Slow industry and aggressive competition may impact growth in
3Q23, but profitability should continue to improve
High competitive intensity may restrict further profitability gains
in 2023; growth acceleration is more critical anyway, we believe
Blinkit business will continue to contribute more to the Zomato
valuation in 2023. Maintain Buy (TP INR87 from INR90).
3Q23 is likely to be a tough quarter, but all eyes should be on 2023 industry
growth: In our regular discounting checks (exhibit 1-5) we are seeing discounts holding
broadly stable for Zomato, but increasing for Swiggy, particularly in tier 2 towns. In
addition, Swiggy continues to discount delivery charges though its “SwiggyOne”
proportion and that is likely to put pressure on market share for Zomato in 3Q23 (recall
that Zomato has consistently gained market share from 2019 to 1H2022 – exhibit 6).
On top of that, we believe FD industry growth is likely to be weak in 3Q, taking readacross from QSR growth trends in 3Q and also some likely spending shift in favour of
dine-out. This would mean that, despite the positive seasonality of 3Q, Zomato’s gross
order value (GOV) growth is likely to be mediocre in 3Q (nearly flattish). Positively though,
we expect further improvement in profitability in 3Q (though moderate when compared to
the sharp improvement in 2Q).
Beyond 3Q, aggressive competition (Swiggy) and slowing industry growth will likely
restrict further improvement in profitability for Zomato in 1HFY24 (in line with our view –
see Zomato: Buy: Profitability improvement trend should continue, 21 Sep ‘22). Hence, in
2023, industry reacceleration and Zomato’s response to Swiggy’s aggressive go-tomarket strategy will be key for the stock. Zomato is relaunching its loyalty app “Zomato
Gold”, which will restrict further contribution margin (CM) improvement in the near term.
On a separate note, contrary to consensus expectations we believe Blinkit will be an
important business for Zomato in the long term and that consistent growth in GOV and
profitability in 2023 will support the stock price. We expect continuous strong growth in
GOV and profitability in 3Q23 for Blinkit as well.

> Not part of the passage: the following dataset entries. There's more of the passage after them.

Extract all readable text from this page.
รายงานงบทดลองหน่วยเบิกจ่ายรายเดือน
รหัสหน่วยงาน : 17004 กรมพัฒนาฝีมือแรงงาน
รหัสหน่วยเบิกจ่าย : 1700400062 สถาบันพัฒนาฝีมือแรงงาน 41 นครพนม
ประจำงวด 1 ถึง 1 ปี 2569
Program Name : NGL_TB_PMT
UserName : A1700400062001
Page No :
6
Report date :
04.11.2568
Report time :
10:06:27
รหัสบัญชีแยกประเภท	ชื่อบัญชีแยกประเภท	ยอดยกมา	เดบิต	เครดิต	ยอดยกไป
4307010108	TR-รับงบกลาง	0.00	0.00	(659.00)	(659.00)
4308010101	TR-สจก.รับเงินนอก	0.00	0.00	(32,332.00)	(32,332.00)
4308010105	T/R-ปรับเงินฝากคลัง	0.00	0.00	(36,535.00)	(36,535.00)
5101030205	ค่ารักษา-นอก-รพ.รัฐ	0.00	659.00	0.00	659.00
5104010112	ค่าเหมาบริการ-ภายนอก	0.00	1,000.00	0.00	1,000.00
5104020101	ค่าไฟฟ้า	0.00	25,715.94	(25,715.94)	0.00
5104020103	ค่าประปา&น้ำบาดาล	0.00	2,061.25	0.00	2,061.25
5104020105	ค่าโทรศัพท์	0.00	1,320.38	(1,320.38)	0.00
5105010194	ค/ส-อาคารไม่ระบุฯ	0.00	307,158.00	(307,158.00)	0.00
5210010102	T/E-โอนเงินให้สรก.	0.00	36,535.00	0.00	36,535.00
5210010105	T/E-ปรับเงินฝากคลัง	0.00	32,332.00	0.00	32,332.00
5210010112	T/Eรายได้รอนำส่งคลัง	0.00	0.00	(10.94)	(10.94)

Discounting trends for Zomato and Swiggy: Our analysis of discounting data for over
100 restaurants that we track (across 3 metros and 2 non-metro towns) indicates that
discounts for both companies are now lower than last year, but have been broadly stable
over the past 2-3 quarters. While we have seen some reduction in discounting vs Oct ’22,
we believe this could be attributed to festive discounts being wound down. We also note
that Zomato has been on average more disciplined in pulling back discounts, especially in
non-metro towns where Swiggy’s discounts are higher than Zomato’s.
Valuation and change in estimates: We trim our estimates for Q3 and now assume flat
GOV growth, with modest sequential recovery in Q4. We also reduce MTU growth for
FY23/FY24e, and increase order frequency/month, leading to a lower GOV CAGR (20%
vs 25% earlier). This yields a TP of INR87 on DCF (INR90 earlier).